We see the 5 topics with the highest importance. For each topic, the 10 most important words are shown, together with their coefficient of "alignment" to the topic.

## Document Similarity
We now use our LDA model to compare the similarity of new documents (*queries*) to documents in our collection.

First, create an index of the news articles in our corpus. Use the `MatrixSimilarity` transformation as described in gensim's [similarity queries tutorial](https://radimrehurek.com/gensim/auto_examples/core/run_similarity_queries.html).

In [8]:
index = gensim.similarities.MatrixSimilarity(model_lda[corpus_tfidf])

Now, write a function that takes a query string as input and returns the LDA representation for it. Make sure to apply the same preprocessing as we did to the documents.

In [18]:
def get_lda_representation(query):
    query = preprocess(query)
    query_bow = dictionary.doc2bow(query)
    query_tfidf = tfidf_model[query_bow]
    return model_lda[query_tfidf]
    

Print the top 5 most similar documents, together with their similarities, using your index created above.

In [19]:
sims = index[get_lda_representation("Sydney is a harbour city")]
sims = sorted(enumerate(sims), key=lambda item: -item[1])
for doc_position, doc_score in sims[:5]:
    print(doc_score, articles[doc_position])
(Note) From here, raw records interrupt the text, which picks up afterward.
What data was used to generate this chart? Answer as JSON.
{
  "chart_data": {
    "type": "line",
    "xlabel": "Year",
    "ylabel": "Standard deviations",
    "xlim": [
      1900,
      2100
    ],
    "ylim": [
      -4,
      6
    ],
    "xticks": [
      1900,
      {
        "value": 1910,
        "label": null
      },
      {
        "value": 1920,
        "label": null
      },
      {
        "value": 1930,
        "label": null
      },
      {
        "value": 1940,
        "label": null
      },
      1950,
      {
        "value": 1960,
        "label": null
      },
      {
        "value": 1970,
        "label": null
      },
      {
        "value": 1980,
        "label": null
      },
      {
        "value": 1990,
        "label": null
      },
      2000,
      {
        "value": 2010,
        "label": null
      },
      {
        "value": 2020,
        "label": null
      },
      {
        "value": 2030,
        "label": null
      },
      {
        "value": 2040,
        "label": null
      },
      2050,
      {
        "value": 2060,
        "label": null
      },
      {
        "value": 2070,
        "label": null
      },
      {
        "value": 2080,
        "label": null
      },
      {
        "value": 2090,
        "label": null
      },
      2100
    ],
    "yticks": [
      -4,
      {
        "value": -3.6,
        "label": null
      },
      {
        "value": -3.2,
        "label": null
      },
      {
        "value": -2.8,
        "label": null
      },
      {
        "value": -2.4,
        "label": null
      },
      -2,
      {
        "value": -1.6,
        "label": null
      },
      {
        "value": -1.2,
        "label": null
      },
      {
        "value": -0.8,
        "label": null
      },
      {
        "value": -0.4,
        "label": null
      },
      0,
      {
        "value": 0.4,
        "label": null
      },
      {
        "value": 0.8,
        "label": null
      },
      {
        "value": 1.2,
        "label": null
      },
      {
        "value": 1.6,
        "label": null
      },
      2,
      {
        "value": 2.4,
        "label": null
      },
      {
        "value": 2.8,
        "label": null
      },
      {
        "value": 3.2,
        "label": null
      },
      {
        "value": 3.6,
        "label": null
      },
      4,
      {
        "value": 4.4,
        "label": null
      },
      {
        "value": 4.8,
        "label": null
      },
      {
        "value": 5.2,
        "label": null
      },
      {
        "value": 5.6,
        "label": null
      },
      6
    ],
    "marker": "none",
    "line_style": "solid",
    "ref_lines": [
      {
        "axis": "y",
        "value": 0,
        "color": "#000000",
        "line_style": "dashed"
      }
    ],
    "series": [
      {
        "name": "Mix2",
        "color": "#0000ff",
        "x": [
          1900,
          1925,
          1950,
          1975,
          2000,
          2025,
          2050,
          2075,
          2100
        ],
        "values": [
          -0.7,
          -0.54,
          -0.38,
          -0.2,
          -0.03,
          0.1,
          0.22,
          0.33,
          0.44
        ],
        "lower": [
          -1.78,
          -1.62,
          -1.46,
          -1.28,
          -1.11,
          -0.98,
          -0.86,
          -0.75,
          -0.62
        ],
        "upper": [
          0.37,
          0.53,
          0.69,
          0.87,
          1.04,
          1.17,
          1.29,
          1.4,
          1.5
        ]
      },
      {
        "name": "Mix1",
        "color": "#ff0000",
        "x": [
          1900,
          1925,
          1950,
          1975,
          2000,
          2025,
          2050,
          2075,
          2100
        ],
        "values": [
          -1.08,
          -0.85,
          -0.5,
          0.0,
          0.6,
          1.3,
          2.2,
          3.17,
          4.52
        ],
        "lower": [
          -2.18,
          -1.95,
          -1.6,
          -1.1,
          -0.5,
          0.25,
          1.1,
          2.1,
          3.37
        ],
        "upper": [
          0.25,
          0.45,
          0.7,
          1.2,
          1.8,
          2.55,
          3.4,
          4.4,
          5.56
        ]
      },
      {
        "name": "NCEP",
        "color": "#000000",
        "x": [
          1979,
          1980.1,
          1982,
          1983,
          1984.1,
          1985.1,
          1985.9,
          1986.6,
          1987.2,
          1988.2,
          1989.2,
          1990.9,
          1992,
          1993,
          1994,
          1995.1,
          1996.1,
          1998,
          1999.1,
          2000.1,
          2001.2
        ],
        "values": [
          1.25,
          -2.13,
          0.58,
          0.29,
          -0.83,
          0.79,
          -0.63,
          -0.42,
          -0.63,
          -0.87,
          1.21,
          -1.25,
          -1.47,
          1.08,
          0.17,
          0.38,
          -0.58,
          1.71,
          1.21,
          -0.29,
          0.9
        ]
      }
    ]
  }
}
0.9509123 ['new', 'south', 'wale', 'state', 'emerg', 'servic', '(', 'se', ')', 'say', 'receiv', '5,000', 'call', 'help', 'wake', 'monday', 'fierc', 'storm', '.', 'natur', 'disast', 'area', 'declar', 'throughout', 'sydney', 'surround', 'area', 'part', 'state', 'north-west', '.', 'sydney', ',', '2,000', 'home', ',', 'mainli', 'northern', 'suburb', ',', 'remain', 'without', 'power', '.', 'se', 'spokeswoman', 'laura', 'goodin', 'say', 'sever', 'hundr', 'volunt', 'back', 'field', 'morn', '.', "'ve", '5,000', 'call', 'help', "'ve", 'complet', 'two-third', '.', "'ve", '800', 'volunt', 'field', 'help', 'royal', 'fire', 'servic', 'new', 'south', 'wale', 'fire', 'brigad', "'re", 'expect', 'job', 'complet', 'friday', ',', 'ms', 'goodin', 'said', '.', 'extens', 'storm', 'damag', 'prompt', 'warn', 'peopl', 'fals', 'claim', 'work', 'se', '.', 'warn', ',', 'fair', 'trade', 'minist', 'john', 'aquilina', ',', 'follow', 'report', 'suburb', 'hornsbi', 'peopl', 'claim', 'work', 'se', 'ask', 'payment', 'st

Run your code again, now training an LDA model with 100 topics. Do you see a qualitative difference in the top-5 most similar documents?